DRVはプロテアーゼの活性中心部位のアミノ酸の主鎖(back bone)に強固に結合して(2,3)、活性中心部位またはその近傍にアミノ酸置換を来したプロテアーゼを有する多剤耐性ウイルスに対しても強力な活性を発揮する。既存のプロテアーゼ阻害剤はプロテアーゼの活性部位のアミノ酸の側鎖に結合する為、HIVは同部位でのアミノ酸置換(変異)を起こし、容易にプロテアーゼ阻害剤の結合を回避して耐性を獲得するが、活性部位のアミノ酸の主鎖と結合するDRVではHIVが側鎖の変異を起こしてもDRVのプロテアーゼへの結合態様に大きな変化が起こらないと考えられる。
この事がDRVの複数のプロテアーゼ阻害剤への耐性を示す変異株に対する強力な抗HIV活性発揮と関連していると思われる。更に最近になって、このDRVを含めた一連のプロテアーゼ阻害剤が、HIVの増殖に必須の過程である、プロテアーゼの二量体化を阻止するという事が発見された(4)。
これらの一連の阻害剤は二量体化阻害とプロテアーゼの酵素活性阻害という二つの阻害機序を発揮して、これまでの「通常型」のプロテアーゼよりもHIVのDRVに対する耐性の発現が著しく遅延すると考えられる。

図:
Darunavirはプロテアーゼの酵素活性中心の Asp29/Asp30の主鎖と結合、既存のプロテアーゼ阻害剤に対して多剤耐性を獲得したHIV-1変異株に対して強力な活性を発揮する。

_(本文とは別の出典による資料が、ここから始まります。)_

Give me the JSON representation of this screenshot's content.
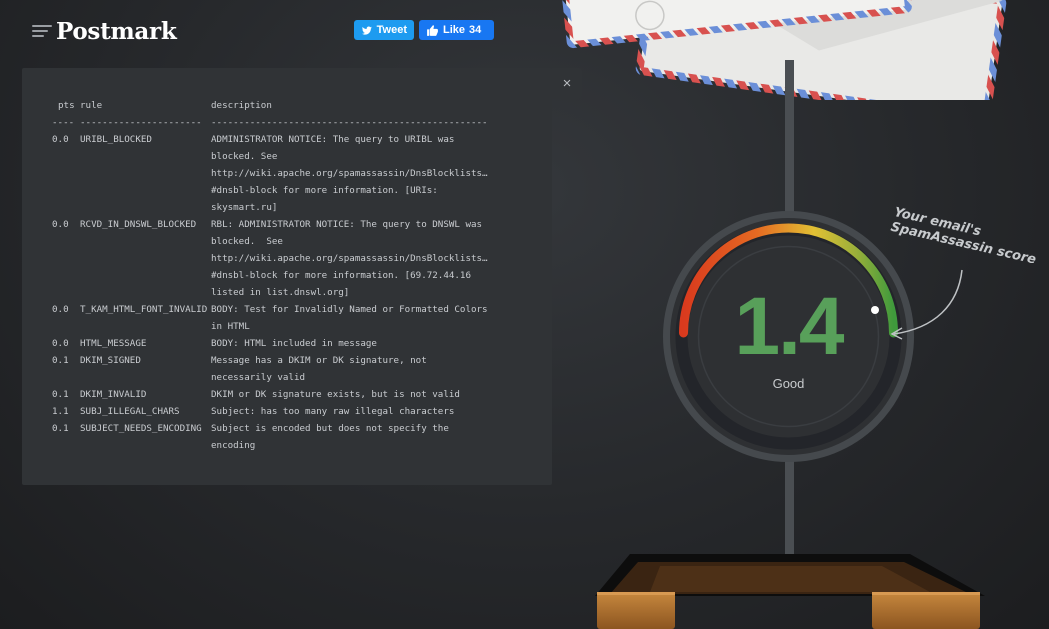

我々のグループは今後もウイルス学、細胞生物学、酵素生化学、分子生物学、結晶構造学等を組み合せて駆使しながら更に進んだ分子標的アプローチを用いて更に強力で新規の抗ウイルスの機序を有する分子標的治療薬の研究・同定・開発を進める。


1. Mitsuya, H. and Broder, S. Nature. 325:773-778, 1987.
2. Koh, Y. et al. Antimicrob. Agents Chemother. 47:3123-3129, 2003.
3. Ghosh, A.K., Chapsal, B.D., Weber, I.T., and Mitsuya, H. Acc. Chem. Res. 41: 78-86, 2008.
4. Koh, Y. et al. J. Biol. Chem. 282: 28709-28720.